The artificial intelligence (AI) market is booming, leading to a massive rise in the demand for customized chips.
However, the supply isn’t matching the demand, far from it.
Custom chips in devices such as smartphones and computers are now joined by more needs — from?face-recognition hardware to AI to the Internet of Things (IoT).
You can usually divide chips into two categories: general and custom. The general chips are those manufactured by companies such as Intel and AMD, and they cater to multiple use cases such as image processing and multi-threading.
Synopsis in a blog post places it like this:
“AI workloads are massive, demanding a significant amount of bandwidth and processing power. As a result, AI chips require a unique architecture consisting of the optimal processors, memory arrays, security and real-time data connectivity.
Traditional CPUs typically lack the processing performance needed, but are ideal for performing sequential tasks. GPUs, on the other hand, can handle the massive parallelism of AI’s multiply-accumulate functions and can be applied to AI applications. GPUs can serve as AI accelerators, enhancing performance for neural networks and similar workloads”.
The rise of generative AI has been one of the main factors behind the increased demand for custom chips. Generative AI tools, which have exploded in the last year, can generate custom content in the form of text, images, video, or other media in response to prompts.
Organizations like Amazon, Microsoft, and Google realize that custom chips are critical for generative AI and have been focusing on developing in-house custom chips, particularly when the dominant player, NVidia, has already sold out until 2024.
While companies like Amazon join the fray with chips like Inferentia, many startups have been frantically working on developing chips.
For example, D-Matrix is a startup that raised $110 million to develop an inference-computing platform. According to Playground Global partner Sasha Ostojic, who supports D-Matrix, “D-Matrix is the company that will make generative AI commercially viable.”
According to Jensen Huang, founder and CEO of NVIDIA, “A trillion dollars of installed global data center infrastructure will transition from general purpose to accelerated computing as companies race to apply generative AI into every product, service and business process. We are significantly increasing our supply to meet surging demand for them.”

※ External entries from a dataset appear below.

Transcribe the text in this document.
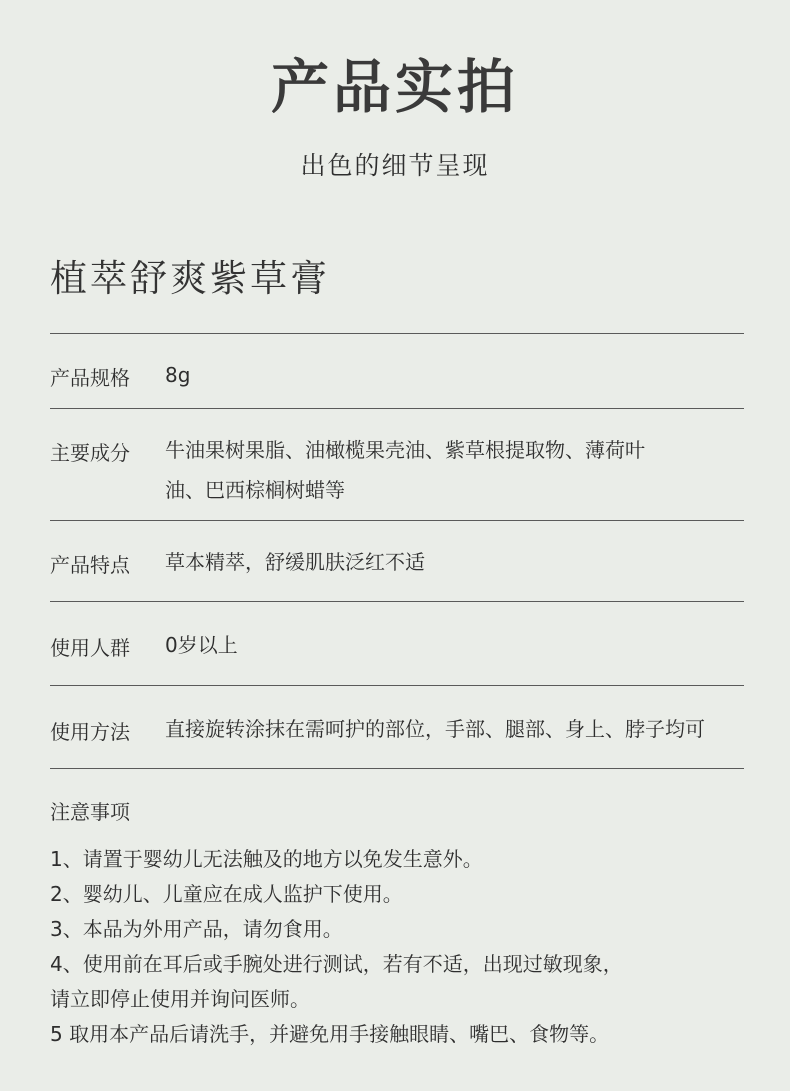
产品实拍
出色的细节呈现
植萃舒爽紫草膏
产品规格 8g
主要成分 牛油果树果脂、油橄榄果壳油、紫草根提取物、薄荷叶
油、巴西棕榈树蜡等
产品特点 草本精萃，舒缓肌肤泛红不适
使用人群 0岁以上
使用方法 直接旋转涂抹在需呵护的部位，手部、腿部、身上、脖子均可
注意事项
1、请置于婴幼儿无法触及的地方以免发生意外。
2、婴幼儿、儿童应在成人监护下使用。
3、本品为外用产品，请勿食用。
4、使用前在耳后或手腕处进行测试，若有不适，出现过敏现象，
请立即停止使用并询问医师。
5 取用本产品后请洗手，并避免用手接触眼睛、嘴巴、食物等。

Given the situation, big companies have been investing in in-house chip development, and many startups have been raising capital to develop inference-computing platforms and chips to cater to the market.
The Bottom Line
The race for custom chips could divide the technology world into two parts, at least for some time — those with a supply of custom chips and the ability to develop in-house custom chips and those without.
The accumulation of generative AI in the hands of a few could be a cartelization of generative AI.
Governments worldwide, especially the big powers, must stay wary of the concentration of generative AI development in the hands of a few.
Until then, let the chips fall where they fall.